I think this is exactly what the problem intended. More advanced techniques can narrow down the answer even more, but given the choices they aren't looking for a tighter range on the number of imaginary zeros. It may have been better worded as "the number of imaginary zeros is in which set: A. {1,3}, B.{0,2,4}, C.{1}, D.{3}"
 Recognitions: Gold Member Science Advisor Staff Emeritus If I know a number has to be 0 or 2, I also know that number has to be 0, 2, or 4.

 Quote by d_leet Explain to me why 4 is not a possibility? This is a polynomial of degree 4 which means that in the domain of complex numbers there must be 4 roots including multiplicities. Since all the coefficients are real numbers any complex roots must come in conjugate pairs meaning that if there are complex roots there must be an even number of them.

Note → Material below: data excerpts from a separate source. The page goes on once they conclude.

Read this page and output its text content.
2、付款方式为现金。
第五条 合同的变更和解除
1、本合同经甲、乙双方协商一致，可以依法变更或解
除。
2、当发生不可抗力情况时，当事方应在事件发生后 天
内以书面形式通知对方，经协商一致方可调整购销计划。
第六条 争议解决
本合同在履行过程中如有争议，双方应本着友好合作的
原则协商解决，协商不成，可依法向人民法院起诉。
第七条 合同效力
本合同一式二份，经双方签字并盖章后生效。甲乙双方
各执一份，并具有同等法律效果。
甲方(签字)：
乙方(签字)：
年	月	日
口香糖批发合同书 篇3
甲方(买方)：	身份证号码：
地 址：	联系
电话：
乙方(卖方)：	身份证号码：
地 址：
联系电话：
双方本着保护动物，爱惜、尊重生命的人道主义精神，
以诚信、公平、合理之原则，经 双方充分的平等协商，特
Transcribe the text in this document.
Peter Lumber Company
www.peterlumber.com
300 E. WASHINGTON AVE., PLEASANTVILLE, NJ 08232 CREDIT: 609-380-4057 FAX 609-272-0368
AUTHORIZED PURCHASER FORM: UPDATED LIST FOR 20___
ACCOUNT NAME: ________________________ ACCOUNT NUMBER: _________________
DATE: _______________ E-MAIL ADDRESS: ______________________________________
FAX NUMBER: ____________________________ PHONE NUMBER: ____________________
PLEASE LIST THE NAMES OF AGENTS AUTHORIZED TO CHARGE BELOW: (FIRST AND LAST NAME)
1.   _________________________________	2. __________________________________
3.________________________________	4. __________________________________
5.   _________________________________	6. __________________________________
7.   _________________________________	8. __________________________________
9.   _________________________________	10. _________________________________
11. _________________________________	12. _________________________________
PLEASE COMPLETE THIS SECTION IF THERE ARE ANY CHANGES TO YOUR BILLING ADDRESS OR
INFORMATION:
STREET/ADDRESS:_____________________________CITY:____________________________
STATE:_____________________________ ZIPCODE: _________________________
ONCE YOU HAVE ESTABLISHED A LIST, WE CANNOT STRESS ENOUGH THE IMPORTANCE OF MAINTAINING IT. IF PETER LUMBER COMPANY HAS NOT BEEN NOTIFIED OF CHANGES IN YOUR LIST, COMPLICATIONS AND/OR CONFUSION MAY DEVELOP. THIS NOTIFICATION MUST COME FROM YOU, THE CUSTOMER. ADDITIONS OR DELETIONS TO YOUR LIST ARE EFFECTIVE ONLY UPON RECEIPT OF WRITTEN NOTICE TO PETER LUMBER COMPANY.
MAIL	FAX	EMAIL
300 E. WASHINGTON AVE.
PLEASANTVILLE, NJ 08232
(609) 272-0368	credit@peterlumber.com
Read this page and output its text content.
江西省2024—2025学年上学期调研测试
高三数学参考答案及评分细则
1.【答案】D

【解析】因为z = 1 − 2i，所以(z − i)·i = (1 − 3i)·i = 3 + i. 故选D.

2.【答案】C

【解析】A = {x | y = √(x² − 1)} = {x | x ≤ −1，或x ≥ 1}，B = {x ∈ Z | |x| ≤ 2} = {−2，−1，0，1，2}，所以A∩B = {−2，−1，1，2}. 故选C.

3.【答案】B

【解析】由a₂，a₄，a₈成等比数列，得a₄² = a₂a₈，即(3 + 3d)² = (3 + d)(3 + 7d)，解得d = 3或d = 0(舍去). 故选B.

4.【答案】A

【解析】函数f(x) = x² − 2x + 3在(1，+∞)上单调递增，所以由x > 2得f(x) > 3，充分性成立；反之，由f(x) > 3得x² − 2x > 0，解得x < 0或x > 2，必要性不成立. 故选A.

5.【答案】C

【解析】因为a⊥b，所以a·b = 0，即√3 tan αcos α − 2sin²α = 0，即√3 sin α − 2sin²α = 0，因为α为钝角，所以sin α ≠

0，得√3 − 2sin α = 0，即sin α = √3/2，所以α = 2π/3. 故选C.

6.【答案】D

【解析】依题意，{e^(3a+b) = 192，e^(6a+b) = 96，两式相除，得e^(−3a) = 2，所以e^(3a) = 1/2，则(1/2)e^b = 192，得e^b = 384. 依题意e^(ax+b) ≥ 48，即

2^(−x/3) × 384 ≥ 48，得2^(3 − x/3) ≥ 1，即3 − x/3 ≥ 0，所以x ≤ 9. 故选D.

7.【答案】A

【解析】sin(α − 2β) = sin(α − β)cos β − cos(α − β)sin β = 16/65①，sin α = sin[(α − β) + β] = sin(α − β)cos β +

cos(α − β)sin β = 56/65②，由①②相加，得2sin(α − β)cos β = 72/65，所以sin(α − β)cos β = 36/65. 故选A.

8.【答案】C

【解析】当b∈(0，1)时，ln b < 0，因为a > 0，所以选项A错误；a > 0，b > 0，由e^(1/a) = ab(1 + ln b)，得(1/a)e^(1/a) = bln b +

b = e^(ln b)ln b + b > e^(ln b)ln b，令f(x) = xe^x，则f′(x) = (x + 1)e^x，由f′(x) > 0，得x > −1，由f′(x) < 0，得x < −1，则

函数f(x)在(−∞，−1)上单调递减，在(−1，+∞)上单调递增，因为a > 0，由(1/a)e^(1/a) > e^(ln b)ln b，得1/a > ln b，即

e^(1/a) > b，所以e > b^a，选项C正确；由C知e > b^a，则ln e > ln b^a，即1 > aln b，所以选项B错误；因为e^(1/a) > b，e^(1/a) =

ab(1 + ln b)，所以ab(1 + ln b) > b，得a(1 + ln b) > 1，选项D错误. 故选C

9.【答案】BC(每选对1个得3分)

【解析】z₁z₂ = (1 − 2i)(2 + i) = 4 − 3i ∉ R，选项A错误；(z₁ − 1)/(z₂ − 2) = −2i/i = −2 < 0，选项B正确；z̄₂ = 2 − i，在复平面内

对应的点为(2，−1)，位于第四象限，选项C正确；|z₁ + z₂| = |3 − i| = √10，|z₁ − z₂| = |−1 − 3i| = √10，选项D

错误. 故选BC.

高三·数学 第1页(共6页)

Four complex roots is certainly a possibility, that doesn't mean that there are 4 complex roots it just means that there may be 4 complex roots. I have a strong feeling that this is all the problem wanted you to do, not tests for how many positive or negative roots there could be but just look at the degree of the polynomial and use what you know to be true about a polynomial with real coefficients.
If that's what they intended then the textbook certainly didn't bother to make it more obvious. First of all I have no idea what the “domain of complex numbers” is, what “multiplicities” is, and I wouldn’t know what “complex roots” are if it wasn’t for my searching on the internet. I would never be able to find that out from my text book. And if I did know those things I would not have logically concluded that 4 would be a possibility, because the ONLY method given to find out possible imaginaries is to find out the positive and negatives first. I simply found the example in the book that sounded like my question and did what it said. Why would anyone think outside of that box? No one would unless they read math books for fun.

So, example 2 in my textbook is “find numbers of positive and negative zeros.” The question in the example is “State the possible number of positive real zeros, negative real zeros, and imaginary zeros of p(x)=…” When I, or anybody else, would read that they would think “yippy, here is how I do this problem.” So I found the pos. and neg. zeros and made the chart and found the imaginaries… 4 was not one of them. The example question was virtually the same as the test question only I just needed to give them the imaginary part of the answer for the test and not the rest of the possibilities. I would have no reason to believe that the 4 is a possibility because no one going through the algebra 2 textbook for the first time would have concluded or thought along the lines that you did. It isn’t till the next page that they tell me what the “Complex Conjugates Theorem” is…. which sounded like it didn’t have a thing to do with my question. I still don’t know what the hell a conjugate is, even thought I looked it up in the index.

This is a high school correspondence course and it wouldn't be the first time these people have totally screwed a test question up. The last time was with a science class and I had to write them a letter proving that half dozen questions I did were right and that they needed to change their test questions.

I have wasted so much time and energy on this stupid question it's not even funny. I'll still probably get a B on this test .

-Alan

 Quote by Hurkyl If I know a number has to be 0 or 2, I also know that number has to be 0, 2, or 4.
Not if all you know is what the book tells you. Then you would be an idiot to think that 1+1+4=4. I would like to give the person who wrote this damn question a knuckle sandwich.

 Quote by Rich B. Hi D leet: Because x^4+3x^3+7x^2-6x-13 has one sign change (++ - -; + to -), Descartes guarantees existence of exactly one positive real root. Further, because f(-x) changes sign three times, the function has 3 or 1 negative real roots. Hence, no real roots (a necessary condition of the "four imaginary root" scenario) is not possible. It therefore follows that possible imaginary roots are numbered at zero or two, concurring with Alan's previous statement. Regards, Rich B.
At least somebody understands me...